The priesthood

  • Tim Grant
  • 4 February 2016

A number of my friends were recently ‘priested’. They took part in a sacred ceremony while wearing strange garments and, standing before the bishop of the land, were consecrated as priests in the church of God.

Coincidentally, at the same time I began preaching through the book of Leviticus (you know, that book you skip during your quiet time). I couldn’t help noting the very stark difference between the role of a priest in the Bible and the modern ones we have in our churches. For a start, I noticed a distinct lack of blood in any of the ordination services I attended (which would have spiced them up considerably). It’s all got me wondering whether ‘priest’ is really an appropriate title for a Christian minister at all.

The role of a biblical priest, as set down by God, was a cross between a butcher, chef, abattoir worker, legal advocate, magistrate, cleaner and dermatologist—they were even responsible for checking out mould and mildew in people’s homes (Lev 14), a task that your modern priest has probably never attempted (depending on the state of the rectory). There’s was a bloody work; they’d have been well-acquainted with death, the screams of dying animals and the stench of blood. A far cry from Father So-and-so down the street in his shiny white cassock.

However, although a priest performed all these different tasks, the tasks served a greater purpose: that of representing someone else before a holy God, of interceding on their behalf. We understand representation in modern life: professional athletes have managers, in court you have a lawyer, and everyone has politicians—all meant to represent us before someone else, to speak and act on our behalf. So too the role of a priest. They were to stand between God and a sinner and mediate what had become a broken relationship.

This is why it was so important that they were consecrated in a thorough way, and why such immaculate detail was required for the way they dressed, behaved and functioned (take a cursory skim through Leviticus and you’ll see what I mean). They were to come before a holy God, and that was serious business you did not want to get wrong—just ask Aaron’s sons, consumed by fire for their ‘unauthorized’ sacrifice (Lev 10:1-3).

There is a television show on at the moment called ‘Dangerous Jobs’ that features those working in some of the most dangerous and challenging conditions in the world. I’m still waiting for the episode about working in the tabernacle. A sinful human couldn’t simply turn up on God’s doorstep. The only way for people to be in the presence of God was through blood, sacrifice, atonement and representation. Even this failed to keep God’s people in relationship with God, such was the depravity of the human heart. A greater priest was required.

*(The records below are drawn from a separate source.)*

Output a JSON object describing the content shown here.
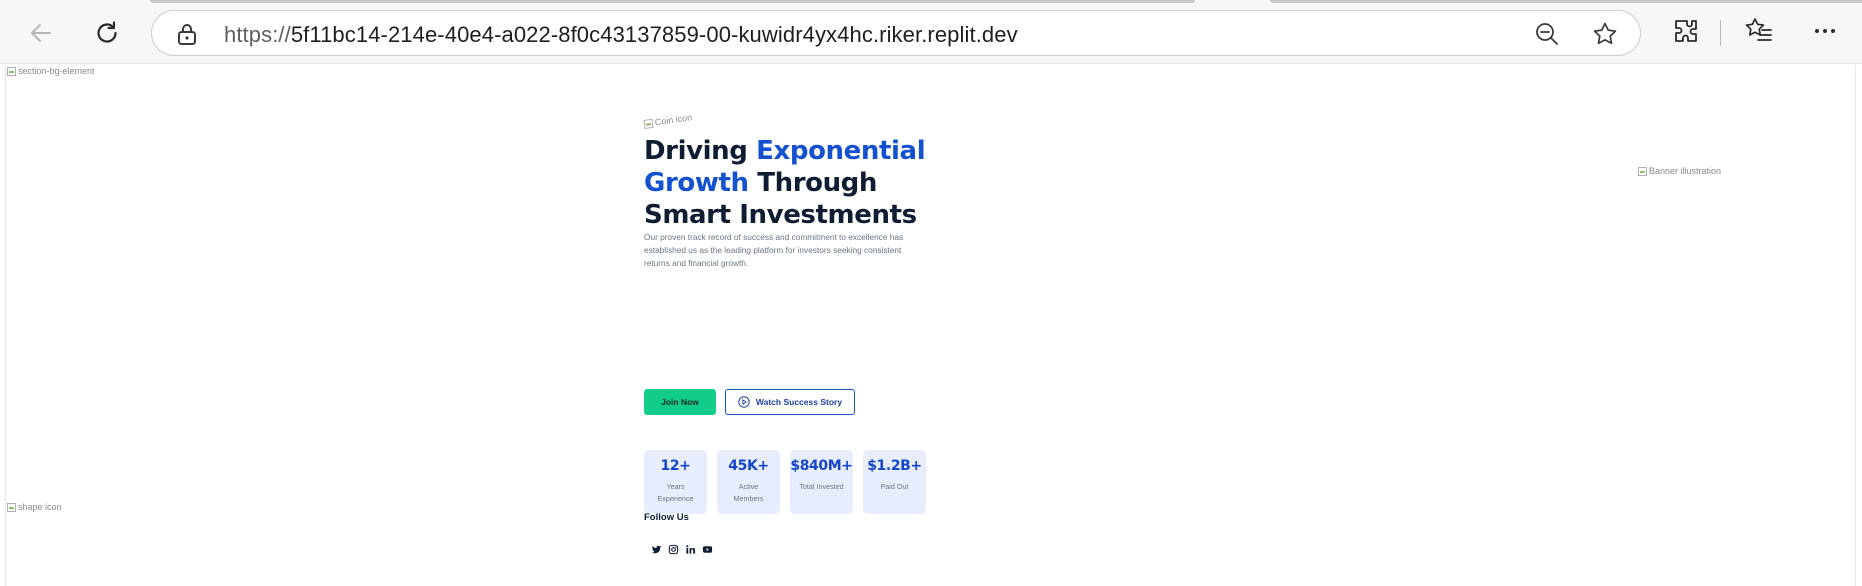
{
  "browser": {
    "url_scheme": "https://",
    "url_host": "5f11bc14-214e-40e4-a022-8f0c43137859-00-kuwidr4yx4hc.riker.replit.dev",
    "icons": [
      "back-arrow-icon",
      "refresh-icon",
      "lock-icon",
      "zoom-out-icon",
      "star-icon",
      "extensions-icon",
      "favorites-icon",
      "more-icon"
    ]
  },
  "page": {
    "bg_alt": "section-bg-element",
    "shape_alt": "shape icon",
    "banner_alt": "Banner illustration",
    "coin_alt": "Coin icon"
  },
  "hero": {
    "title_part1": "Driving ",
    "title_accent": "Exponential Growth",
    "title_part2": " Through Smart Investments",
    "description": "Our proven track record of success and commitment to excellence has established us as the leading platform for investors seeking consistent returns and financial growth.",
    "join_label": "Join Now",
    "watch_label": "Watch Success Story"
  },
  "stats": [
    {
      "value": "12+",
      "label": "Years Experience"
    },
    {
      "value": "45K+",
      "label": "Active Members"
    },
    {
      "value": "$840M+",
      "label": "Total Invested"
    },
    {
      "value": "$1.2B+",
      "label": "Paid Out"
    }
  ],
  "social": {
    "heading": "Follow Us",
    "icons": [
      "twitter-icon",
      "instagram-icon",
      "linkedin-icon",
      "youtube-icon"
    ]
  },
  "colors": {
    "accent_blue": "#1451d1",
    "join_green": "#12cc8a",
    "stat_bg": "#e8edfd",
    "heading_dark": "#0f1d33"
  }
}
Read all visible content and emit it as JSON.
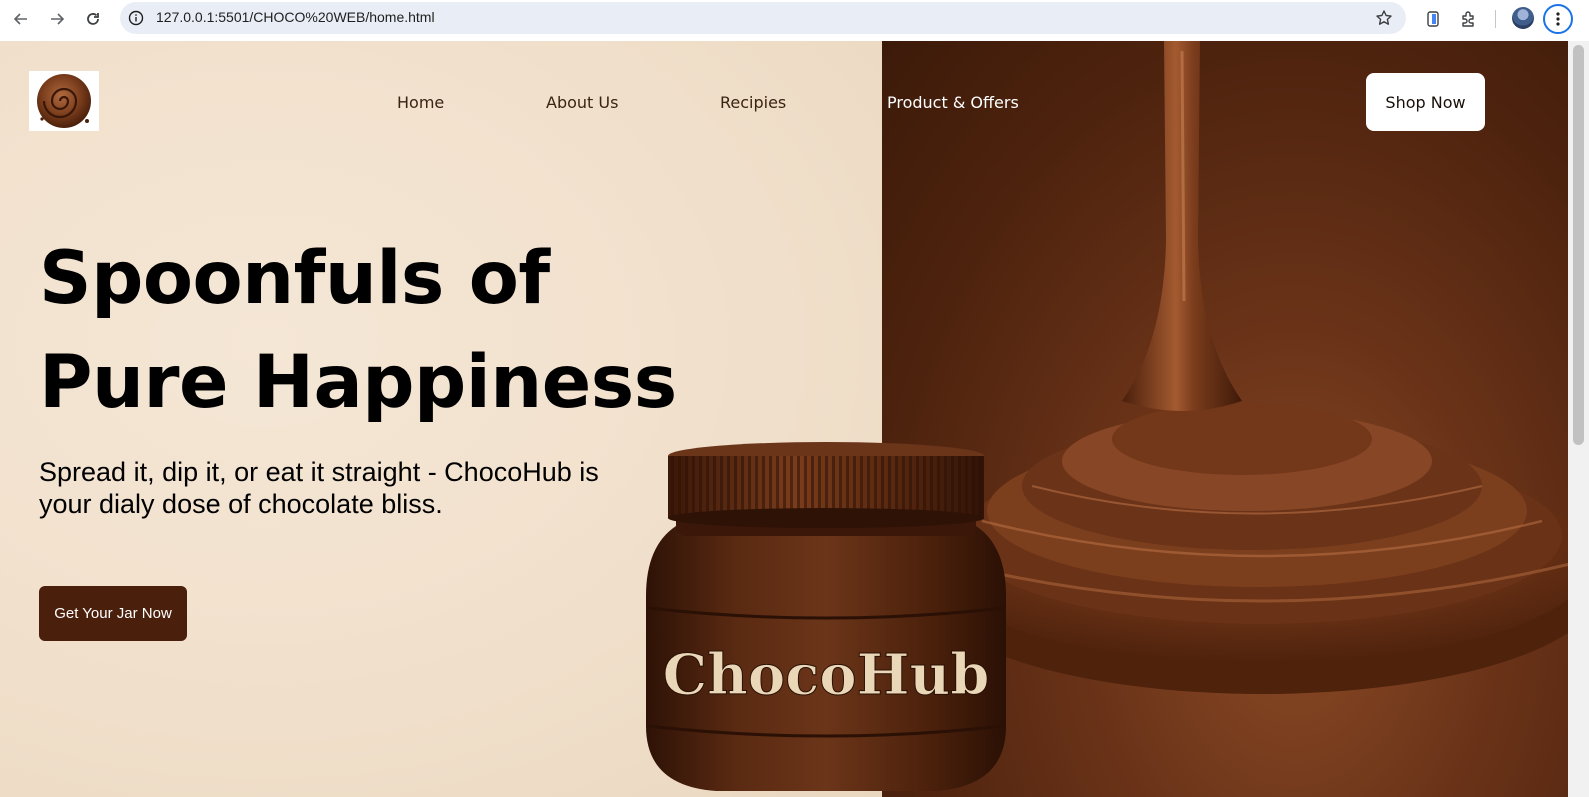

Jesus is that high priest all other priests could never be. He is an eternal perfect priest who offered the once-for-all sacrifice on our behalf: himself. We no longer need another human intercessor now that this great high priest stands before God on our behalf (Heb 7:27). In fact, given the failure of the Levitical priesthood last time God’s people tried it (see the Old Testament), we’d be somewhat foolish to try and return to it.

So why do we call our ministers priests? Is it because we still believe we require someone with special access to God? That atonement still needs to be made for our sins?

Either way, I believe it’s a little insulting to the one who stands forever in the presence of God interceding for his people, and whose death split the curtain into the Most Holy Place in two. Feel like telling that priest that you’re looking for someone better to represent you before God? I don’t care how great Father Bob is, he can’t hold a candle to priest Jesus.

The New Testament does use the term priest, but in reference not to ordained clergy but to all God’s people as a ‘royal priesthood’ (1 Pet 2:9). Not because they make atonement for sin, but because they do stand between God and our world as a ‘middle man’. It is believers who call the world to come and know God and be reconciled to him. We pray for others and beg God to pour out his Spirit for their salvation—and that is how people are indeed saved and their relationship with God restored. The atonement that Jesus has made for the world comes through the message of God’s people as they declare the gospel.

Every now and again, as a minister, people do or say something that assumes I have a special relationship with God that others don’t, or that God listens to my prayers in a way that he doesn’t theirs. I find this terribly embarrassing. If you’re a Christian, then you can pray to God as your father, and you can pray in Jesus’ name, because Jesus intercedes for you. Stop trying to find yourself a good priest, because God’s already appointed the greatest one, and he’s standing in God’s presence on your behalf.